Th third in the Eurospy ‘Kommissar X’ series moves a step away from straight James Bond knock off territory to embrace Martial Arts, probably at the prompting of co-star Brad Harris, who worked on the fight choreography for the series. So the film abandons much of the gadget play/super villain trappings for a crime story where our heroes take on the ‘Three Yellow Cats’, a local syndicate, whose aim is more plain old extortion than world domination. However, there is a definite nod to ‘Dr. No’ (1962) in some later scenes set in a ‘haunted’ swamp. The inclusion of Karate (the gang’s weapon of choice) is unusual and a little ahead of its time. It makes for the film’s standout scene; the climactic face-off between Harris and the gang’s chief assassin in a crumbling mountain temple. Sadly, this is immediately followed by ‘dummy falling off a cliff’ which is not quite so impressive.
And that’s about your lot really.
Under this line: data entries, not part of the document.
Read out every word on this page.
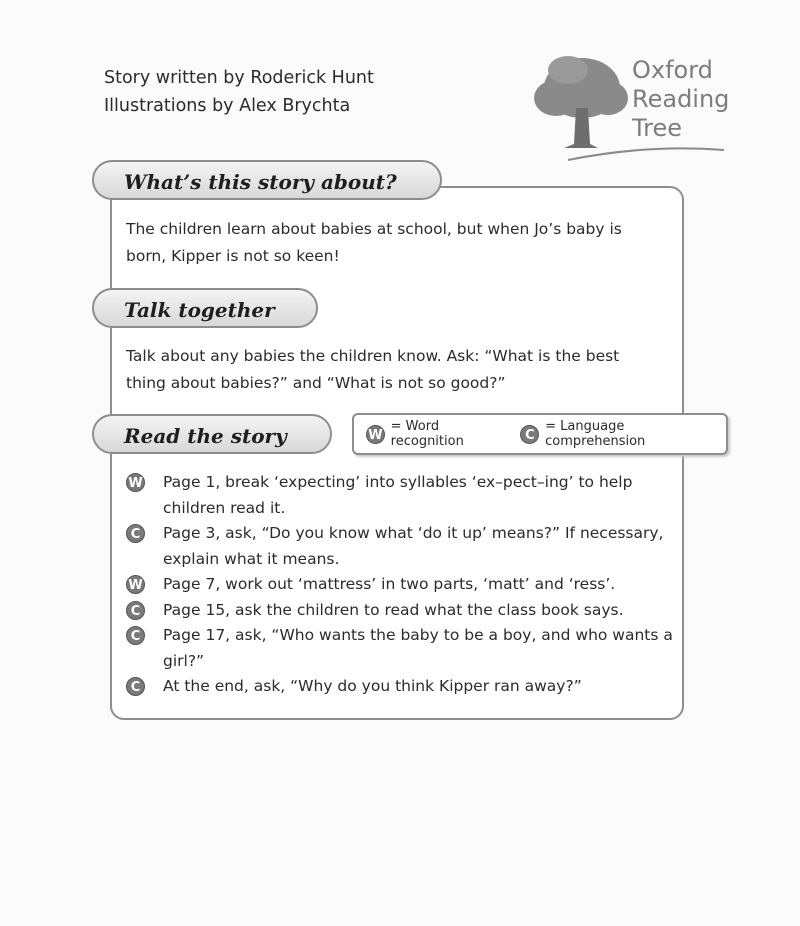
Story written by Roderick Hunt
Illustrations by Alex Brychta
Oxford
Reading
Tree
What’s this story about?
The children learn about babies at school, but when Jo’s baby is born, Kipper is not so keen!
Talk together
Talk about any babies the children know. Ask: “What is the best thing about babies?” and “What is not so good?”
Read the story	W
= Word recognition	C
= Language comprehension
W Page 1, break ‘expecting’ into syllables ‘ex–pect–ing’ to help children read it.
C	Page 3, ask, “Do you know what ‘do it up’ means?” If necessary, explain what it means.
W Page 7, work out ‘mattress’ in two parts, ‘matt’ and ‘ress’.
C	Page 15, ask the children to read what the class book says.
C	Page 17, ask, “Who wants the baby to be a boy, and who wants a girl?”
C	At the end, ask, “Why do you think Kipper ran away?”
This is drab, dreary stuff, so clumsily plotted that it never achieves any internal logical or real audience engagement. The story rambles lazily from one barely connected scene to another with characters being almost randomly introduced and then discarded as quickly. I wouldn’t be too surprised if the script was written ‘on the fly’ when the filmmakers arrived on location and saw what they had to work with. Story exposition is poorly delivered and dialogue is often clumsy, as if it were taken from an early draft.
The Singapore locations are different, which is nice, but that’s not much compensation for the general untidiness on display. Kendall is reliably smug in the lead and still tugs his right ear lobe a lot (I guess it was a character trait) and Harris is his usual stoic self. The two shared some screen chemistry but efforts at playing them as a light comedy duo here have little impact.
There were four more films in the series, but given the dip in quality here, it’s quite frightening to consider what the later entries might be like.